Until, at last, while we were still “those people” Christ died for us. God loved us and sent an atoning sacrifice for our sin. So that, in Christ’s incarnation, his life, his death, his resurrection and ascension, our salvation is begun.
And, in Christ, the dividing lines of hostility is broken, every barrier is torn down. In Christ, “those people” become “our people.” In Christ, we are the people of God. We know the end of the story, that one day, in Christ’s Kingdom, we will be one people together. “A great multitude that no one can count, from every nation, tribe, people and language,” worshipping together.

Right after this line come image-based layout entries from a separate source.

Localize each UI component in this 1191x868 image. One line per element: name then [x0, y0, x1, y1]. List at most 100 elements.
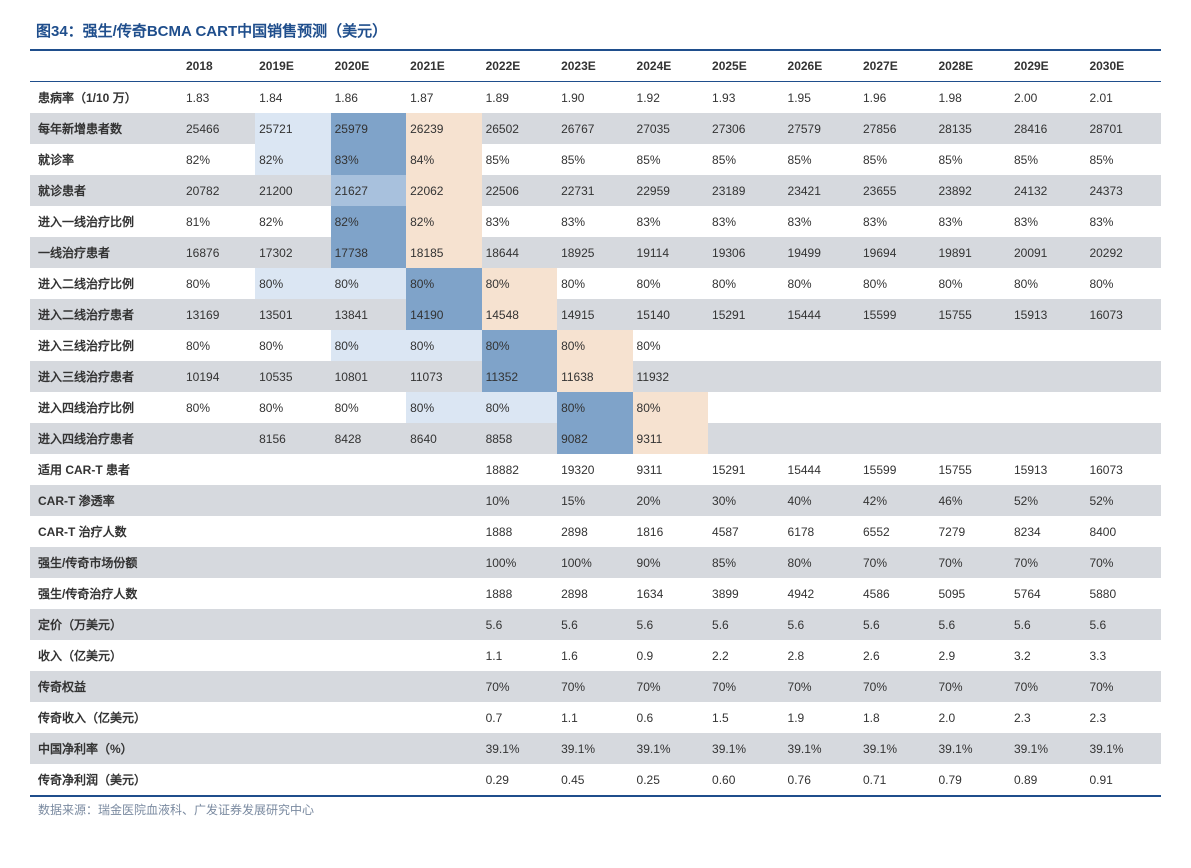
data-cell: 80% — [255, 268, 330, 299]
data-cell — [255, 516, 330, 547]
data-cell: 83% — [784, 206, 859, 237]
data-cell: 82% — [255, 206, 330, 237]
table-row: 传奇权益70%70%70%70%70%70%70%70%70% — [30, 671, 1161, 702]
data-cell: 2.3 — [1085, 702, 1161, 733]
data-cell: 39.1% — [557, 733, 632, 764]
data-cell: 80% — [708, 268, 783, 299]
data-cell: 15% — [557, 485, 632, 516]
data-cell: 82% — [406, 206, 481, 237]
data-cell — [1085, 361, 1161, 392]
data-cell — [255, 609, 330, 640]
year-header: 2029E — [1010, 50, 1085, 82]
data-cell: 0.71 — [859, 764, 934, 796]
data-cell — [255, 764, 330, 796]
data-cell — [406, 454, 481, 485]
row-label: 进入三线治疗患者 — [30, 361, 182, 392]
data-cell: 22959 — [633, 175, 708, 206]
data-cell: 83% — [708, 206, 783, 237]
table-row: 传奇净利润（美元）0.290.450.250.600.760.710.790.8… — [30, 764, 1161, 796]
data-cell: 15913 — [1010, 299, 1085, 330]
row-label: 进入一线治疗比例 — [30, 206, 182, 237]
data-cell: 70% — [633, 671, 708, 702]
data-cell: 20% — [633, 485, 708, 516]
data-cell — [1010, 423, 1085, 454]
table-row: 进入四线治疗比例80%80%80%80%80%80%80% — [30, 392, 1161, 423]
data-cell — [331, 485, 406, 516]
data-cell: 1.6 — [557, 640, 632, 671]
data-cell: 16876 — [182, 237, 255, 268]
data-cell: 83% — [1010, 206, 1085, 237]
row-label: CAR-T 渗透率 — [30, 485, 182, 516]
data-cell: 83% — [482, 206, 557, 237]
data-cell: 0.76 — [784, 764, 859, 796]
data-cell — [182, 485, 255, 516]
data-cell: 1.84 — [255, 82, 330, 114]
data-cell: 85% — [934, 144, 1009, 175]
data-cell — [182, 516, 255, 547]
data-cell: 85% — [557, 144, 632, 175]
data-cell: 39.1% — [784, 733, 859, 764]
data-cell — [708, 361, 783, 392]
data-cell: 21200 — [255, 175, 330, 206]
data-cell — [406, 671, 481, 702]
data-cell: 0.60 — [708, 764, 783, 796]
row-label: 每年新增患者数 — [30, 113, 182, 144]
data-cell: 80% — [557, 330, 632, 361]
table-row: 患病率（1/10 万）1.831.841.861.871.891.901.921… — [30, 82, 1161, 114]
data-cell: 80% — [1085, 268, 1161, 299]
data-source: 数据来源：瑞金医院血液科、广发证券发展研究中心 — [30, 801, 1161, 818]
data-cell: 80% — [1010, 268, 1085, 299]
data-cell — [182, 547, 255, 578]
data-cell — [859, 361, 934, 392]
data-cell: 2.9 — [934, 640, 1009, 671]
data-cell: 26502 — [482, 113, 557, 144]
row-label: 患病率（1/10 万） — [30, 82, 182, 114]
data-cell: 22731 — [557, 175, 632, 206]
data-cell — [255, 733, 330, 764]
data-cell: 4942 — [784, 578, 859, 609]
data-cell: 25721 — [255, 113, 330, 144]
year-header: 2021E — [406, 50, 481, 82]
row-label: 传奇净利润（美元） — [30, 764, 182, 796]
data-cell: 83% — [633, 206, 708, 237]
data-cell — [255, 671, 330, 702]
data-cell: 11932 — [633, 361, 708, 392]
data-cell: 16073 — [1085, 454, 1161, 485]
table-header: 20182019E2020E2021E2022E2023E2024E2025E2… — [30, 50, 1161, 82]
data-cell: 0.29 — [482, 764, 557, 796]
row-label: CAR-T 治疗人数 — [30, 516, 182, 547]
data-cell: 80% — [482, 330, 557, 361]
data-cell: 85% — [708, 144, 783, 175]
data-cell: 70% — [934, 547, 1009, 578]
data-cell: 2898 — [557, 578, 632, 609]
data-cell: 25466 — [182, 113, 255, 144]
data-cell: 19694 — [859, 237, 934, 268]
data-cell: 27856 — [859, 113, 934, 144]
data-cell: 1.96 — [859, 82, 934, 114]
data-cell — [331, 578, 406, 609]
data-cell: 10% — [482, 485, 557, 516]
data-cell: 46% — [934, 485, 1009, 516]
data-cell: 39.1% — [859, 733, 934, 764]
data-cell: 5.6 — [557, 609, 632, 640]
data-cell: 19320 — [557, 454, 632, 485]
year-header: 2022E — [482, 50, 557, 82]
data-cell — [406, 547, 481, 578]
data-cell: 70% — [934, 671, 1009, 702]
data-cell: 0.89 — [1010, 764, 1085, 796]
data-cell: 16073 — [1085, 299, 1161, 330]
data-cell: 90% — [633, 547, 708, 578]
data-cell: 2.3 — [1010, 702, 1085, 733]
year-header: 2023E — [557, 50, 632, 82]
data-cell — [331, 547, 406, 578]
data-cell — [255, 547, 330, 578]
data-cell: 85% — [708, 547, 783, 578]
data-cell — [859, 392, 934, 423]
data-cell: 85% — [633, 144, 708, 175]
data-cell: 0.45 — [557, 764, 632, 796]
data-cell: 15291 — [708, 299, 783, 330]
data-cell: 85% — [859, 144, 934, 175]
data-cell: 6178 — [784, 516, 859, 547]
data-cell: 80% — [255, 330, 330, 361]
data-cell: 81% — [182, 206, 255, 237]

But, until that day, this is the story that Christ, through His Spirit, continues to tell. A story of God who loves beyond the walls we establish between people. God who loves beyonds the steel slat fences we put up between churches. While we’re busy building barriers, God is busy loving those on the other side of them. Because God will always love beyond the borders we create.
God, with such tenderness, such gentleness settles in beside us again. Patient beyond all reason. Gracious again. Offering abundant compassion. Abounding in love. Asking us, “Dear child, all that you have is my gift to you. And Jesus told you, ‘For God so loves the world that he sent his only begotten son that whosoever believes shall not perish but have eternal life.’ The list of whosoevers may be longer than you’d like but that’s simply what it looks like when God so loves the world. Ask the older son. Ask Jonah. The mercy will be greater than you might like. But God offers it:
Dear child, it is for you … and don’t I get to love ‘those people’ too?
Would you pray with me?
Lord, you are compassionate and gracious.
Slow to anger, abounding in love.
You will not always accuse,
Nor will You harbor your anger forever;
…For as high as the heavens are above the earth,
So great is Your love for those who fear You;
Thanks and Glory be to the Father and to the Son and to the Holy Ghost. As it was in the beginning, is now and ever shall be. World without end. Amen.
And can it be that God loves us with such tender, patient, pursuing love?
And can it be that God loves “those people” too?
“For God so loves the world that he gave his only-begotten Son that whosoever believes in Him will not perish but will have eternal life.”
The blessing of Almighty God — Father, Son and Holy Spirit — is with you now and forever more. Amen.